Avusturya’da olanlar…
Macaristan çalıştayının hemen arkasından Avusturya’daki çalıştaya da davetliyim ya… Eh.. İşte artık yolundayız… Juli, Zita ve ben… Bizi sevgili kardeşim Julianna Illes Major’un eşi Tamas götürecek aracı ile bizi davet eden sevgili Melinda Horvath’ın yazlığına kadar. Oradan Melinda’nın aracı ile devam edeceğiz. Kışlık ev Avusturya Wiener’de. Wiener’e “Yeni Viyana” da diyorlar. Biz orada kalacağız…
Hava güneşli, ancak ara ara küçük gri bulutlar var. Sanırım akşam yağmur yağacak. Yolculukta Tom Jones dinliyoruz. Müzik de ortak birleştirici…
Göstermelik bir sınır kapısı… Kimse ilgilenmeden geçtik Avusturya’ya… Nasıl özendim bilemezsiniz… Sınır kapılarında biz Türkler’i biraz hırpalıyor çünkü kimi devletler… Avusturya’ya girdik sağanak yağmur başladı. Radyoda Travolta çalıyor, benimse ruhum dans ediyor…
Melinda güzel bir sofra hazırlamış, karnımızı bir güzel doyurduktan sonra onun aracı ile yola devam ediyoruz.
Melinda güler yüzlü, sıcak kanlı. Her zaman olduğu gibi Juli’m anlaşmamıza yardımcı oluyor sağ olsun. Çünkü o çok güzel ve düzgün Türkçe konuşuyor. O olmadığında yine tarzancam devreye giriyor ya da Google çeviriden canlı programı ile anlaşıyoruz.Benim onları ve ülkelerini merak ettiğim kadar onlar da beni ve memleketimi merak ediyorlar.
Juli Atatürk’ün özetle yaşamını, neler yaptığını, özellikle kadın haklarını övgü ile anlatıyor Melinda ile Zita’ya… Sözcükleri bilmediğim halde tüylerim diken diken gururla dinliyorum. Sonra 10 Kasım saat dokuzu beş geçe anma videosunu açıyor… Saygı ile izliyorlar… Ben de gözlerim dolu…
Sevgili Melinda bizi evinde konuk ediyor Julianna, Zita ve beni… Aracı ile gezdiriyor, atölyeye götürüp getiriyor…

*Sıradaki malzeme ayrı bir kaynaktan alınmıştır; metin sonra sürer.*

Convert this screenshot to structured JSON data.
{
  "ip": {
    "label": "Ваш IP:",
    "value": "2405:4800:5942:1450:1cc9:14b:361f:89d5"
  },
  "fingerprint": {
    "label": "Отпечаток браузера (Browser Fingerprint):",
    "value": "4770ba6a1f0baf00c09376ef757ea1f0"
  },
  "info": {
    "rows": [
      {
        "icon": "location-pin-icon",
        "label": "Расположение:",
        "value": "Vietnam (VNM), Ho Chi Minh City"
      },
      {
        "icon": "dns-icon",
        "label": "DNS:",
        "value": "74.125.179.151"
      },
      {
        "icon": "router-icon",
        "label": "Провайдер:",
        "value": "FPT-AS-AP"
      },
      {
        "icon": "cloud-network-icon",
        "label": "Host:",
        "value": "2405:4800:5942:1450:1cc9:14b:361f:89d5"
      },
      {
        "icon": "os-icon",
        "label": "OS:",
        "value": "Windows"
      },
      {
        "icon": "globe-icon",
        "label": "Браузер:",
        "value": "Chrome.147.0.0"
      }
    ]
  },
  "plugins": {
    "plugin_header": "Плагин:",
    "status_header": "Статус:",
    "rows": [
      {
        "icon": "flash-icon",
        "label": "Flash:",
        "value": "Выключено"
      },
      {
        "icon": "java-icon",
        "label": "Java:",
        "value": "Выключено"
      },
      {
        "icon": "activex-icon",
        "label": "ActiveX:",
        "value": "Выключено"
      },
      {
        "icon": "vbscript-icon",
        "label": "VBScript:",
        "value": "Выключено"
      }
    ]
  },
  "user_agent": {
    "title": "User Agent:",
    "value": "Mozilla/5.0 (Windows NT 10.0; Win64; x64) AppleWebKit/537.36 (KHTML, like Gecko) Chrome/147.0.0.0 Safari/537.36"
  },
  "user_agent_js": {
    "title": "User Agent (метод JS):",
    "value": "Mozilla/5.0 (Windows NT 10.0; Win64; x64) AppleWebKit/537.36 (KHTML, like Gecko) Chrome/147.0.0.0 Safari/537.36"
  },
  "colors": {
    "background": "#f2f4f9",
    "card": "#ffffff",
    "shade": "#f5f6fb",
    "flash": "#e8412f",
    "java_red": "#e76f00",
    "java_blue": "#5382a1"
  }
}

Atölyede sanat oluşumunda bulunan arkadaşlarla tanışıyorum. Oluşumun Başkanı Jean Pier Massanetz… Kısaca Gabi diyorlar ona. Ayrıca bir de Gabi hanım var.Sempatik bir bey giriyor içeriye adı Agust… Ve “Türk kadın nerede?” diye soruyor. Meğer resim dışında güvercin merakı da varmış. Sosyal medyada “posta güvercinleri” diye bir grupları varmış ve oradan çok Türk arkadaş edinmiş. Heyecanı ondanmış. Bizi evine çaya davet ediyor. Ertesi gün gidiyoruz. Pek çok çiçek, bitki ve ağaç olan büyük bir bahçenin içinde yine çok katlı güzel bir evi var. Bize nefis bir meyveli tart ile çay ikram ediyor. Kendi pişirmiş, henüz sıcak… Bahçede kiraz, erik, dut… Gibi bildiklerimin dışında tanımadığım ve şapur şupur meyvesini dalından koparıp koparıp yediğim ağaçlar var.

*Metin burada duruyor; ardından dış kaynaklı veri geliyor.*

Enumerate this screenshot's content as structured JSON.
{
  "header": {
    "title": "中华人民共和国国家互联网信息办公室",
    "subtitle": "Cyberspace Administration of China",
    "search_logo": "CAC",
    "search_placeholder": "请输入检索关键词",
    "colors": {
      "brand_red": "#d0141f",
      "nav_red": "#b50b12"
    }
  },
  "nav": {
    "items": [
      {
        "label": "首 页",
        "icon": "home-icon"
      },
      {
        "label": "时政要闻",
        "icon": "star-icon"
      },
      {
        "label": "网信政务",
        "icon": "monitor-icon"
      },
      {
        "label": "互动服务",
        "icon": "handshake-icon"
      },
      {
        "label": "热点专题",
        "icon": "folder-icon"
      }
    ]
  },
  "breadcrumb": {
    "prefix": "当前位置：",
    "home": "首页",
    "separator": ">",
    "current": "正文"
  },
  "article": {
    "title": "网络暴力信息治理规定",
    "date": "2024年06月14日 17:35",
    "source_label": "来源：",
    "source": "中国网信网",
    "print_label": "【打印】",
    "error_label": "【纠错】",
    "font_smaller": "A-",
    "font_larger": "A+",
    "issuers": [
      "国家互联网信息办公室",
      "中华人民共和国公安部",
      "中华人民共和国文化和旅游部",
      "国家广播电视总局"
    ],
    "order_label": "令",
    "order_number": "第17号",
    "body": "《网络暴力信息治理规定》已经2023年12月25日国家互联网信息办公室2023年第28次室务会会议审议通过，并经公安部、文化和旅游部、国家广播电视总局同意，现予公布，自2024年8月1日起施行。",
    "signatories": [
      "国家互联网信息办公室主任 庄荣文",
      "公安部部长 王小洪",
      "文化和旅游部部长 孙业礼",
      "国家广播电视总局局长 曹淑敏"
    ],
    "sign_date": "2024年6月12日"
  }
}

Wiener’de çok Türk, çalıştırdıkları süpermarket ve işyeri var. Arabaların bile arkasında sevgili adları yazıyor. Tolga ile Esra gibi…
Öyle ki Türk markette Türkçe konuştum, zaten başka dil de bilmiyorum ya… Sandım şaşıracaklar, sevinecekler… Kimse umursamadı!..

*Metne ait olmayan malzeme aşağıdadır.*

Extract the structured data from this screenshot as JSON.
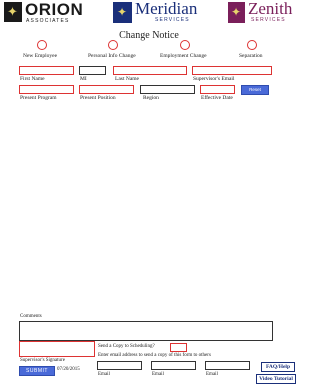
{
  "logos": {
    "orion": {
      "name": "ORION",
      "sub": "ASSOCIATES"
    },
    "meridian": {
      "name": "Meridian",
      "sub": "SERVICES"
    },
    "zenith": {
      "name": "Zenith",
      "sub": "SERVICES"
    }
  },
  "title": "Change Notice",
  "change_types": [
    {
      "label": "New Employee"
    },
    {
      "label": "Personal Info Change"
    },
    {
      "label": "Employment Change"
    },
    {
      "label": "Separation"
    }
  ],
  "fields_row1": {
    "first_name": "First Name",
    "mi": "MI",
    "last_name": "Last Name",
    "supervisor_email": "Supervisor's Email"
  },
  "fields_row2": {
    "present_program": "Present Program",
    "present_position": "Present Position",
    "region": "Region",
    "effective_date": "Effective Date"
  },
  "reset_label": "Reset",
  "comments_label": "Comments",
  "signature_label": "Supervisor's Signature",
  "submit_label": "SUBMIT",
  "date": "07/20/2015",
  "send_copy_label": "Send a Copy to Scheduling?",
  "email_instruction": "Enter email address to send a copy of this form to others",
  "email_labels": [
    "Email",
    "Email",
    "Email"
  ],
  "faq_label": "FAQ/Help",
  "video_label": "Video Tutorial",
  "colors": {
    "required_border": "#dd3333",
    "button_blue": "#4a6ad8",
    "meridian_navy": "#1a2f7a",
    "zenith_plum": "#7a1f5a"
  }
}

Mevlana market, bozkır kebap, Antalya restoran…
Türk Turizm acentesi bile vardı. Duvarında iki konser afişi… Biri Duman, biri Koray Avcı…
Hatta bir ara yolu şaşırdım, çocuğuna seslenen bir Türk bana tarif etti… O da şaşırmadı Türk oluşuma… O kadar yani!.. Sanki memleketteyim!..
İlk gün atölyede biraz resim çalıştık. .
Resim yaparken zaman nasıl geçiyor farkına varmıyorum… Taaa ki “hadi gidelim” denilene kadar…
Hele bir de resim güzel gidiyorsa deymeyin keyfime…
Ertesi gün gri bir yağmurlu sabah Juli çorap hırka verdi, Melinda da pembiş spor ayakkabısını. Masum İzmirli… Orayı da sıcak sanarsan üşürsün işte böyle!..
Macaristan ya da Avusturya’ya gelecekler aman deyim… Çorap, kapalı ayakkabı, yağmurluk hırka vs alın sizin bir Melinda’nız ve Julianna’nız yoksa eğer.
Yola çıktık, benzinlikte Melinda benzinini kendi doldurdu. Çalışan yok bu iş için…
Bir insanın ressam olduğunu nasıl anlarsınız?..
Ya üstü başı, ya da eli yüzü boyalıdır mutlaka…
Bulaştırmıştır bir yerlere bizim gibi…
Onlar bana Macarca-Almanca, ben ise onlara Türkçe öğretmeye çalışıyorum. Arada bir Google çeviri imdadımıza yetişiyor. Öyle böyle bal gibi anlaşıp bol bol gülüyoruz. Artık iyice gelişmiş olan Tarzancama ise bayılıyorum.
Uluslararası bir dil…
Her zaman şükrediyorum tanrım bana bu yeteneği verdiği için. Çünkü sanat olmadan bunların hiç biri olmaz, bu arkadaşlarla tanışamaz ve buraları göremezdim…
Bir sonraki gün öğleden sonra merkezin biraz dışındaki Cam müzesini gezmeye gittik. Bir anne ve oğlu iki sanatçı çalıştıkları eserleri sergiliyorlar. Ancak muhteşem bir müze. Daha girişte aynalar, camlar ve cam mozaikler ile yapılmış büyükçe bir şato dekoru. Giriş ücretli. Camın her halini çalışmışlar. Avizeler, bizim ceşm-i bülbülümüz gibi vazolar, hayvan figürleri, cam boncuk tasarım takılar… O kadar çok çalışma var ki… Büyükçe beş-altı dükkanı doldurabilir. Cafe de var, mini bir göl de… Gölün içinde gerçek kırmızı balıklar da, camdan flamingo ve hatta cam timsah da…
Bir aynalar odası var… Üç kişi girdik… Bir baktık onlarca kişi görünüyoruz. Harikaydı…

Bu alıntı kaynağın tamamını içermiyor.